Randolph 19.6 .531 .494 9.9 23.2 16.3 11.5 10.4 28.1 108.0 105.4 -2.8 9.8 5.1
Lee 19.0 .590 .552 9.6 27.9 18.4 10.1 12.0 19.2 107.8 106.1 -3.3 5.1 2.2

So while Randolph is the more productive player in terms of PER, he also uses up almost 10% more of his teams possessions to accomplish only a slight boost. This is mostly due to his poor shooting efficiency, which is a function of his pretty poor shot selection. Lee seems to be slightly better at rebounding, but I would take that with a grain of salt. Randolph had Chris Kaman and Marcus Camby playing in the frontcourt with him, Lee typically had Al Harrington. Because of the huge gap in offensive efficiency and the well above average DRB%, Lee ends up with a much higher Wins Added over Replacement Player and much higher Wins Per 82 games.

With O.J. Mayo, Rudy Gay, and Mike Conley all needing the ball to be effective, Lee's lower usage would seem to have been a particularly good fit for the Grizzlies. Additionally he is just the right age to grow with our current core, and a positive influence on locker room culture. Finally he is a major fan favorite because of his hustle, which is something the Grizzlies have lacked since Shane Battier was traded. David Lee might not have be a sexy pick who sold tickets, but Zach Randolph is the kind of player who scares season ticket holders away.
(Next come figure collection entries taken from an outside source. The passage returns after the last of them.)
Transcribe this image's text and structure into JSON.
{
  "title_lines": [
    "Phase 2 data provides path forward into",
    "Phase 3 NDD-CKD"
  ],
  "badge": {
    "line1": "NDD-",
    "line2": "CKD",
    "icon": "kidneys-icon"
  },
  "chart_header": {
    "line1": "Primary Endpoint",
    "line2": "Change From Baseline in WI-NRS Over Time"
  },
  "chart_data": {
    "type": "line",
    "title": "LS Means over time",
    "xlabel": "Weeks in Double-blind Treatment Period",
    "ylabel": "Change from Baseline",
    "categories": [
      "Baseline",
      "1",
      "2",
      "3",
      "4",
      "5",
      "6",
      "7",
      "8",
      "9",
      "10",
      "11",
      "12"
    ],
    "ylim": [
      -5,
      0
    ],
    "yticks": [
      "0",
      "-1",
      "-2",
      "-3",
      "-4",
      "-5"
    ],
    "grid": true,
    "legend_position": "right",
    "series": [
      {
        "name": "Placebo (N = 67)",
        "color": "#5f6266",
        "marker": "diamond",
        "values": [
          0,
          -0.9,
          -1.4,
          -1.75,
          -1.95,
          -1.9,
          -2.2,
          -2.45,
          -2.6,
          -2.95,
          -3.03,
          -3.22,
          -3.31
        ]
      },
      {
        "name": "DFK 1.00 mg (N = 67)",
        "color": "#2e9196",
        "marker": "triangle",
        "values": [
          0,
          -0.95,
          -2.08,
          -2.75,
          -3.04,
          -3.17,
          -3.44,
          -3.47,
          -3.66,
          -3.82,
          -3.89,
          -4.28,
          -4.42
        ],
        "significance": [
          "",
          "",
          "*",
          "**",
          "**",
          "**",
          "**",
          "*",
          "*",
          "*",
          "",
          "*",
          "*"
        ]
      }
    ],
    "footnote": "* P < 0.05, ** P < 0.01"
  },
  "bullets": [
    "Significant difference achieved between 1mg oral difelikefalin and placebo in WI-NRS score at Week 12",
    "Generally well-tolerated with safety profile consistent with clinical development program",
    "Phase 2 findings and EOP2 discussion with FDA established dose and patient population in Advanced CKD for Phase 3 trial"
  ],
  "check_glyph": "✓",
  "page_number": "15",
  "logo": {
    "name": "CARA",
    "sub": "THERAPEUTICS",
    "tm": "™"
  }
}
As far as costs go, no matter how the Grizzlies would have acquired he would likely have cost about $10 million a year. $12 million at most, which would probably be overpaying for his production. On the other hand Zach Randolph has a 2 year $32 million deal left, so pretty much anything looks reasonable in comparison. If management could have worked out a sign-and-trade with Darko involved it would have only cost between $3 and $5 million to make a sizeable upgrade.

I noted there were two ways we could have gotten Lee, by signing him and the Knicks not matching the offer. The Grizzlies were prepared to offer $10 million a year for what was thought to be 5 years, which many assumed would scare the 2010 conscious Knicks away. Seth over at Poasting and Toasting disagreed:

It's hard to say what Donnie Walsh is willing to shell out for David Lee. He says he's looking for $7 or 8 million a year for any long-term deal. That's without a single offer sheet from another team, though, so one can't really know how high he'd go with competition. My guess is Walsh would be willing to pay $9 or $10 million a year for Lee's services, but just hasn't been tested.

Alternatively we could have traded for a newly re-signed Lee. A package like Darko's expiring contract and the #2 pick, which would have guaranteed the Knicks Rubio, for Lee and the #8 pick was what I assumed would be enough to swing the deal, though Seth again wasn't so sure if the Knicks would be so quick to part with Lee:

I doubt Walsh would have traded that high, as Rubio, Evans, and Curry were the real targets. Either way, in what was perceived to be a weak draft, I'm thinking no. Again, I really have no idea.

So in the end let's assuming the Grizzlies include the #27 pick, which we used to select DeMarre Carroll to get the deal up to terms. Additionally they lose the opportunity to select Hasheem Thabeet, who is believed to be our center of the future and a defensive stopper.

At the #8 pick the Chris Wallace would perhaps have chosen DeMar DeRozan or Terrence Williams instead, who both would have worked as 6th men with O.J. Mayo moving over to log minutes point guard. Eventually either would have been strong candidates to play SG alongside Mayo a year or two down the road. We could likely still have chosen DeMarre Carroll at the #36 pick, but then would have lost Sam Young.

Our frontcourt rotation would have then included David Lee and Marc Gasol starting, Darrell Arthur and Hakim Warrick logging rotation minutes off the bench. Hamed Haddadi would have filled some minutes as the true backup center for Marc Gasol.

With this all in mind, I'm going to rate the basketball value of the David Lee path as a 7 out of 10. And, given Seth's pessimism about the possibility, I'll rate the likelihood about a 5 out of 10, which is pretty risky for a team as desperate for a starting power forward as the Grizzlies.

All that's left is the question, if you could, would you rip a hole in the time-space continuum to take a shot at Lee?